The following example shows how to filter a one-hot constraint and check if the constraint is satisfied.

from amplify import BinarySymbolGenerator, Solver
from amplify.constraint import one_hot, less_equal, greater_equal
from amplify.client import FixstarsClient

gen = BinarySymbolGenerator()
q = gen.array(3, 3)  # Create 3x3 variable array
f = 5 * q.sum() # Objective function
c0 = sum(one_hot(q[i], label=f"one_hot_r{i}") for i in range(3))  # One-hot constraints on all rows
c1 = sum(one_hot(q[:, i], label=f"one_hot_c{i}") for i in range(3))  # One-hot constraints on all columns
c2 = one_hot(q.diagonal(), label=f"one_hot_d")  # One-hot constraints on diagonal direction

model = f + c0 + c1 + c2

client = FixstarsClient()
client.token = "xxxxxxxxxxxxxxxxxxxxxxxxxxxxxxxx"
client.parameters.timeout = 1000  # Timeout is 1 second

solver = Solver(client)
solver.filter_solution = False  # Turn off constraint filter
result = solver.solve(model)

It turns out that some of the constraints are not satisfied as can be seen below.

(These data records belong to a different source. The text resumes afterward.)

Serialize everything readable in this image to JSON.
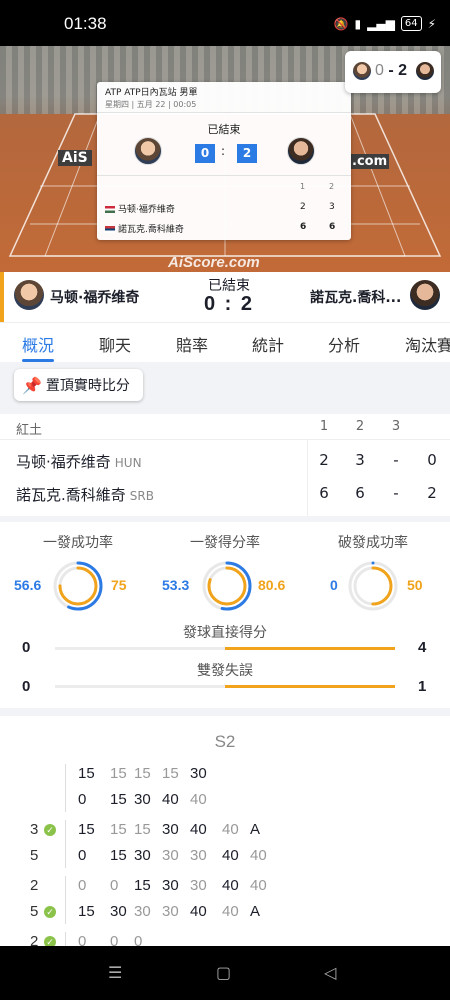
{
  "status_bar": {
    "time": "01:38",
    "battery": "64"
  },
  "court": {
    "watermark": "AiScore.com",
    "brand_left": "AiS",
    "brand_right": ".com"
  },
  "score_card": {
    "title": "ATP ATP日內瓦站 男單",
    "subtitle": "星期四 | 五月 22 | 00:05",
    "status": "已結束",
    "score_left": "0",
    "score_right": "2",
    "colon": ":",
    "set_headers": [
      "1",
      "2"
    ],
    "rows": [
      {
        "name": "马顿·福乔维奇",
        "s1": "2",
        "s2": "3"
      },
      {
        "name": "諾瓦克.喬科維奇",
        "s1": "6",
        "s2": "6"
      }
    ]
  },
  "mini_score": {
    "left": "0",
    "sep": "-",
    "right": "2"
  },
  "match_bar": {
    "status": "已結束",
    "score": "0 : 2",
    "home": "马顿·福乔维奇",
    "away": "諾瓦克.喬科..."
  },
  "tabs": [
    "概況",
    "聊天",
    "賠率",
    "統計",
    "分析",
    "淘汰賽"
  ],
  "pin_button": "置頂實時比分",
  "score_table": {
    "surface": "紅土",
    "headers": [
      "1",
      "2",
      "3"
    ],
    "rows": [
      {
        "name": "马顿·福乔维奇",
        "country": "HUN",
        "s1": "2",
        "s2": "3",
        "s3": "-",
        "total": "0"
      },
      {
        "name": "諾瓦克.喬科維奇",
        "country": "SRB",
        "s1": "6",
        "s2": "6",
        "s3": "-",
        "total": "2"
      }
    ]
  },
  "stats": {
    "rings": [
      {
        "label": "一發成功率",
        "home": "56.6",
        "away": "75",
        "home_pct": 56.6,
        "away_pct": 75
      },
      {
        "label": "一發得分率",
        "home": "53.3",
        "away": "80.6",
        "home_pct": 53.3,
        "away_pct": 80.6
      },
      {
        "label": "破發成功率",
        "home": "0",
        "away": "50",
        "home_pct": 0,
        "away_pct": 50
      }
    ],
    "bars": [
      {
        "label": "發球直接得分",
        "home": "0",
        "away": "4",
        "away_fraction": 1.0
      },
      {
        "label": "雙發失誤",
        "home": "0",
        "away": "1",
        "away_fraction": 1.0
      }
    ]
  },
  "point_by_point": {
    "set_title": "S2",
    "games": [
      {
        "counter": "",
        "check": false,
        "top": [
          "15",
          "15",
          "15",
          "15",
          "30"
        ],
        "top_gray": [
          false,
          true,
          true,
          true,
          false
        ],
        "bottom": [
          "0",
          "15",
          "30",
          "40",
          "40"
        ],
        "bottom_gray": [
          false,
          false,
          false,
          false,
          true
        ]
      },
      {
        "counter": "3",
        "check": true,
        "top": [
          "15",
          "15",
          "15",
          "30",
          "40",
          "40",
          "A"
        ],
        "top_gray": [
          false,
          true,
          true,
          false,
          false,
          true,
          false
        ],
        "counter2": "5",
        "bottom": [
          "0",
          "15",
          "30",
          "30",
          "30",
          "40",
          "40"
        ],
        "bottom_gray": [
          false,
          false,
          false,
          true,
          true,
          false,
          true
        ]
      },
      {
        "counter": "2",
        "check": false,
        "top": [
          "0",
          "0",
          "15",
          "30",
          "30",
          "40",
          "40"
        ],
        "top_gray": [
          true,
          true,
          false,
          false,
          true,
          false,
          true
        ],
        "counter2": "5",
        "check2": true,
        "bottom": [
          "15",
          "30",
          "30",
          "30",
          "40",
          "40",
          "A"
        ],
        "bottom_gray": [
          false,
          false,
          true,
          true,
          false,
          true,
          false
        ]
      },
      {
        "counter": "2",
        "check": true,
        "top": [
          "0",
          "0",
          "0"
        ],
        "top_gray": [
          true,
          true,
          true
        ]
      }
    ]
  },
  "colors": {
    "accent": "#2c7be5",
    "orange": "#f0a31b",
    "green": "#8bc34a"
  }
}
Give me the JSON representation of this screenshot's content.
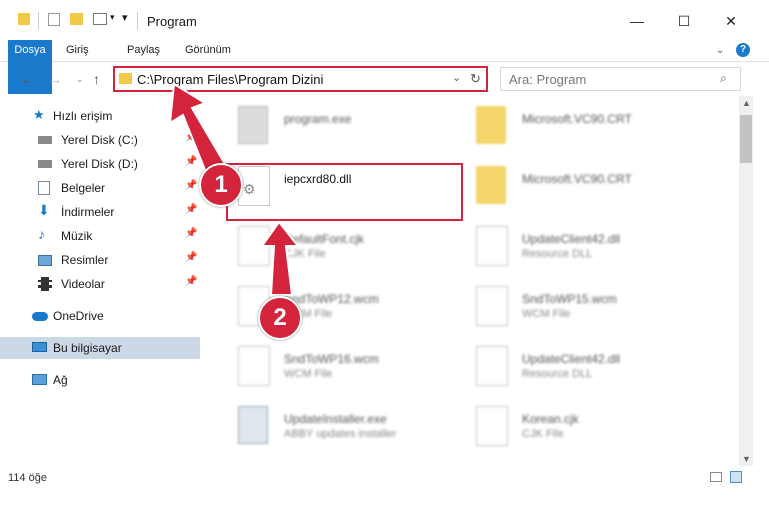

>>> model.check_constraints(result[0].values)
[((one_hot_r0: q_0 + q_1 + q_2 == 1, 1), False),
 ((one_hot_r1: q_3 + q_4 + q_5 == 1, 1), False),
 ((one_hot_r2: q_6 + q_7 + q_8 == 1, 1), True),
 ((one_hot_c0: q_0 + q_3 + q_6 == 1, 1), False),
 ((one_hot_c1: q_1 + q_4 + q_7 == 1, 1), False),
 ((one_hot_c2: q_2 + q_5 + q_8 == 1, 1), True),
 ((one_hot_d: q_0 + q_4 + q_8 == 1, 1), True)]

Using label, for instance, it is possible to extract only the one-hot constraints on rows that do not satisfy the constraint conditions as follows:

>>> [c for c, r in model.check_constraints(result[0].values) if r is False and "one_hot_r" in c.label]
[(one_hot_r0: q_0 + q_1 + q_2 == 1, 1), (one_hot_r1: q_3 + q_4 + q_5 == 1, 1)]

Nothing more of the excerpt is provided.